Epcot is home to a score of great pavilions. Several have seen a lot of changes over the years, some better, others for worse. However, the Mexico pavilion remains an underrated gem for Disney Imagineering and a slew of good reasons why it remains one of the best in the park. 

Sure, it’s good to check it out on days like Cinco De Mayo, yet the pavilion is good in other ways, which proves why Imagineers haven’t changed it too much since the park opened in 1981. 

The Location

The first good bit about the pavilion is that, for some reason, many guests gravitate towards heading left in a Disney park. This means that it’s the first bit of World Showcase that they have seen. The location is amazing, facing Bay Lake, giving it a prime spot for the evening fireworks shows.

There’s also the great addition of La Hacienda de San Ángel restaurant with its fantastic feud and terrific views of the Lake. That location is a good reason why the pavilion instantly makes guests feel that they’re entering a foreign locale when they step into the World Showcase.

The Temple Is Stunning

Epcot World Showcase - Mexico
The Aztec themed pyramid in Mexico is the first country you come to when entering the World Showcase at Epcot. /

What gets attention right away is that temple, the pyramid mixing elements of Mayan, Aztec and Mesoamerican influences with the detail you just don’t see in some modern Disney buildings. The aging makes it look like it’s been around for centuries with vines and undergrowth for a jungle setting and some nice mini-gardens surrounding it.

The original architects were brilliant in the details, from the drawings to the right colors for the bricks and the steps the same number as days in the calendar. You can spend a while walking around to take it all in, along with the wall marked with further artwork, as this temple stands out from the other World Showcase pavilions. It’s easy to see how the Imagineers drew inspiration from actual Mexican spots for this wonderful tribute. 

The Glorious Interior

As lovely as the outside is, indoors is where the pavilion shines. First, you can pass a small but fun display of Mexican artwork that’s always shifting and showing the nice touches of the culture.
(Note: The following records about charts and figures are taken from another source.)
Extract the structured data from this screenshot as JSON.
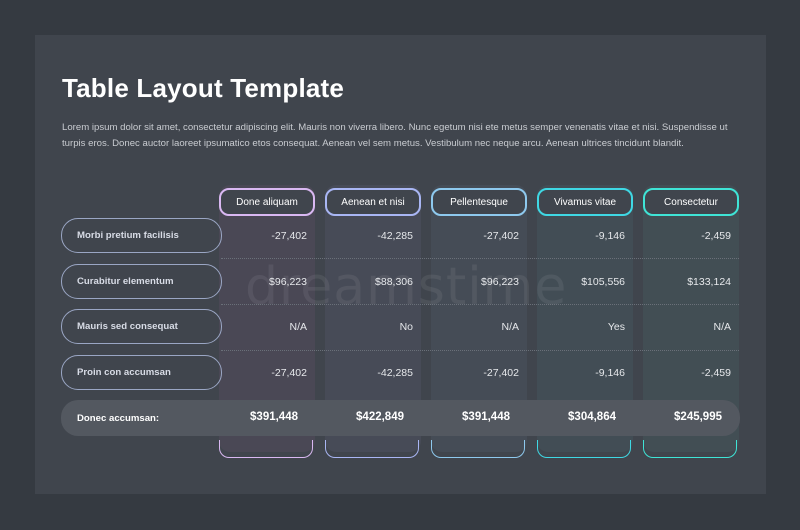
{
  "title": "Table Layout Template",
  "description": "Lorem ipsum dolor sit amet, consectetur adipiscing elit. Mauris non viverra libero. Nunc egetum nisi ete metus semper venenatis vitae et nisi. Suspendisse ut turpis eros. Donec auctor laoreet ipsumatico etos consequat. Aenean vel sem metus. Vestibulum nec neque arcu. Aenean ultrices tincidunt blandit.",
  "watermark": "dreamstime",
  "columns": [
    {
      "label": "Done aliquam",
      "color": "#d9b8f2",
      "fill": "#4a4855"
    },
    {
      "label": "Aenean et nisi",
      "color": "#a9b6f4",
      "fill": "#474b57"
    },
    {
      "label": "Pellentesque",
      "color": "#8ec9ee",
      "fill": "#454c56"
    },
    {
      "label": "Vivamus vitae",
      "color": "#3fd8e4",
      "fill": "#424d55"
    },
    {
      "label": "Consectetur",
      "color": "#3fe4d6",
      "fill": "#424e54"
    }
  ],
  "rows": [
    {
      "label": "Morbi pretium facilisis",
      "values": [
        "-27,402",
        "-42,285",
        "-27,402",
        "-9,146",
        "-2,459"
      ]
    },
    {
      "label": "Curabitur elementum",
      "values": [
        "$96,223",
        "$88,306",
        "$96,223",
        "$105,556",
        "$133,124"
      ]
    },
    {
      "label": "Mauris sed consequat",
      "values": [
        "N/A",
        "No",
        "N/A",
        "Yes",
        "N/A"
      ]
    },
    {
      "label": "Proin con accumsan",
      "values": [
        "-27,402",
        "-42,285",
        "-27,402",
        "-9,146",
        "-2,459"
      ]
    }
  ],
  "total": {
    "label": "Donec accumsan:",
    "values": [
      "$391,448",
      "$422,849",
      "$391,448",
      "$304,864",
      "$245,995"
    ]
  }
}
Then guests enter the heart of the pavilion and whoever came up with the idea of it being a perpetual twilight market was a genius. It feels like you’ve walked into a small yet lovely Mexican town with market stalls packed with merchandise that mostly avoids the typical Disney theme park fare for items specific to Mexican culture. It’s not just stuff like sombreros but artwork, jewelry and more that’s exclusive to the pavilion. That’s a fun buy that makes it feel better.
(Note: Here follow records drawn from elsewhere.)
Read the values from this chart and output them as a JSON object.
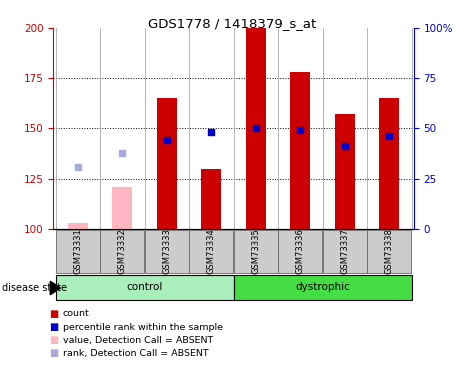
{
  "title": "GDS1778 / 1418379_s_at",
  "samples": [
    "GSM73331",
    "GSM73332",
    "GSM73333",
    "GSM73334",
    "GSM73335",
    "GSM73336",
    "GSM73337",
    "GSM73338"
  ],
  "red_bars": [
    null,
    null,
    165,
    130,
    200,
    178,
    157,
    165
  ],
  "pink_bars": [
    103,
    121,
    null,
    null,
    null,
    null,
    null,
    null
  ],
  "blue_squares": [
    null,
    null,
    144,
    148,
    150,
    149,
    141,
    146
  ],
  "light_blue_squares": [
    131,
    138,
    null,
    null,
    null,
    null,
    null,
    null
  ],
  "bar_bottom": 100,
  "ylim": [
    100,
    200
  ],
  "y2lim": [
    0,
    100
  ],
  "yticks": [
    100,
    125,
    150,
    175,
    200
  ],
  "y2ticks": [
    0,
    25,
    50,
    75,
    100
  ],
  "red_color": "#CC0000",
  "pink_color": "#FFB6C1",
  "blue_color": "#0000CC",
  "light_blue_color": "#AAAADD",
  "group_colors_control": "#AAEEBB",
  "group_colors_dystrophic": "#44DD44",
  "bar_width": 0.45,
  "square_size": 25,
  "legend_items": [
    {
      "label": "count",
      "color": "#CC0000"
    },
    {
      "label": "percentile rank within the sample",
      "color": "#0000CC"
    },
    {
      "label": "value, Detection Call = ABSENT",
      "color": "#FFB6C1"
    },
    {
      "label": "rank, Detection Call = ABSENT",
      "color": "#AAAADD"
    }
  ]
}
There’s also the fountain, the buildings with a colonial influence that look so authentic, and the lanterns above make it feel like night, no matter how sunny it is outside. It’s a nice spot to walk around, especially coming to the river near the rear, home to the San Angel Inn restaurant. While the food there can be hit and miss, it’s hard not to enjoy dining by the river with the backdrop of a forest and even a steaming volcano. It also gives guests a look at the best attraction in the pavilion.
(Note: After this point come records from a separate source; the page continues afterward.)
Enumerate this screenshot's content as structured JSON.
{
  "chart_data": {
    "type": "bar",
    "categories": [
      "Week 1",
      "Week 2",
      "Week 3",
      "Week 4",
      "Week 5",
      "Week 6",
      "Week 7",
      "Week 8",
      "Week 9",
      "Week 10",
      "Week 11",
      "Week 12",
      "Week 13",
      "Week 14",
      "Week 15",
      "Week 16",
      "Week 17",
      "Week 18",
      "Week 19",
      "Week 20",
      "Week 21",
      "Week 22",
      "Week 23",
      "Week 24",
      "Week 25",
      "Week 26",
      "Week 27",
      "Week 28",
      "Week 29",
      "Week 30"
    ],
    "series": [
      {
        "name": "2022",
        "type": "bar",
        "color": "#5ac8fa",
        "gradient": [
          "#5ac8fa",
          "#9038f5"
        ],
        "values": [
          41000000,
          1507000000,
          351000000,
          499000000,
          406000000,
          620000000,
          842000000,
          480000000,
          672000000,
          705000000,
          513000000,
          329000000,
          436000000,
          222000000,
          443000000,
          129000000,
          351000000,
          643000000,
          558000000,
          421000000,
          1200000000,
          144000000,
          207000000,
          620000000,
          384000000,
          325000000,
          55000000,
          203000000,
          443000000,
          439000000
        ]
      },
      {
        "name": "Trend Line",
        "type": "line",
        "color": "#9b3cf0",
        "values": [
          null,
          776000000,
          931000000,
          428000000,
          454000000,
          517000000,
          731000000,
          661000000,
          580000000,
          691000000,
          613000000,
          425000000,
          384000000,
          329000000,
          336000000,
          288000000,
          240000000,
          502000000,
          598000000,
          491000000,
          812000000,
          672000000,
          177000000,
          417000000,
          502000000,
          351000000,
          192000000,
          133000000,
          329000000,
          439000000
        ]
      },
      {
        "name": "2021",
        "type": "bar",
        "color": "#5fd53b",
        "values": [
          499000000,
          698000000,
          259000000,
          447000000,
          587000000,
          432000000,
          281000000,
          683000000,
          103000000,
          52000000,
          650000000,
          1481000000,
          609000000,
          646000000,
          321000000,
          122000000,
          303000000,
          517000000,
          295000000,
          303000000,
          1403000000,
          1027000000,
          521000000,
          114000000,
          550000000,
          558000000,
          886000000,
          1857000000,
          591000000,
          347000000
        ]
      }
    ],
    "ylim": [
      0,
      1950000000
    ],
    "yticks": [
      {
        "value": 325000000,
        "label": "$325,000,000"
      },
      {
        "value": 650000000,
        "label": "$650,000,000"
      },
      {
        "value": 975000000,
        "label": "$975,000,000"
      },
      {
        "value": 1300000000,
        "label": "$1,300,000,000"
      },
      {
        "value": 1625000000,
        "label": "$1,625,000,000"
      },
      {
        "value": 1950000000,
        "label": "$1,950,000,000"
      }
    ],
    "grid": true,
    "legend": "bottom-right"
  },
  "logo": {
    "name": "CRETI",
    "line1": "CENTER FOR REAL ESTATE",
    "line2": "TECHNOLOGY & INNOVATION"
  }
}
The Gran Fiesta Tour is a great upgrade

The original attraction (one of the few for World Showcase in 1982) was Rio de Tiempo (the River of Time), a boat ride taking folks through Mexican history. It wasn’t a bad idea, but also a bit backward to look on with film screens showing some bits like a stereotypical market barker offering wares and other stuff that might not age well today. That's without how tired the effects were as the 21st century dawned.

In 2007, it was retooled into the Gran Fiesta Tour, using the old cartoon The Three Caballeros. It’s a simple storyline of Donald touring Mexico and buddies Panchito and Jose trying to find him for a show. It’s a far more imaginative and fun mix of animation screens, puppets, and more, with some fun songs that feel far more vibrant than the original ride. It’s really among the more underrated attractions at Epcot, and while there are rumors that it could be changed into a Coco-themed ride, this is a case where the newer attraction is better than the original. 

The mood comes together wonderfully

Mexico Pavilion
Mariachi band performs outside at the Mexico Pavilion at Epcot. Photo by Brian Miller /

Overall, this pavilion fully reflects Mexico's ambiance. You can see bits like a mariachi band performing, and the various festivals display their great food and drinks. Yet the overall atmosphere also captivates, making you feel both the history of Mexico and the fun adventure that comes with that country. 

Whether you want a good meal, a fun boat ride, a unique souvenir, or just wandering around and taking in the flowers, design, and details, the Mexico pavilion is one of the overlooked gems of Epcot’s World Showcase, and much like its host country, its cultural appeal can be timeless.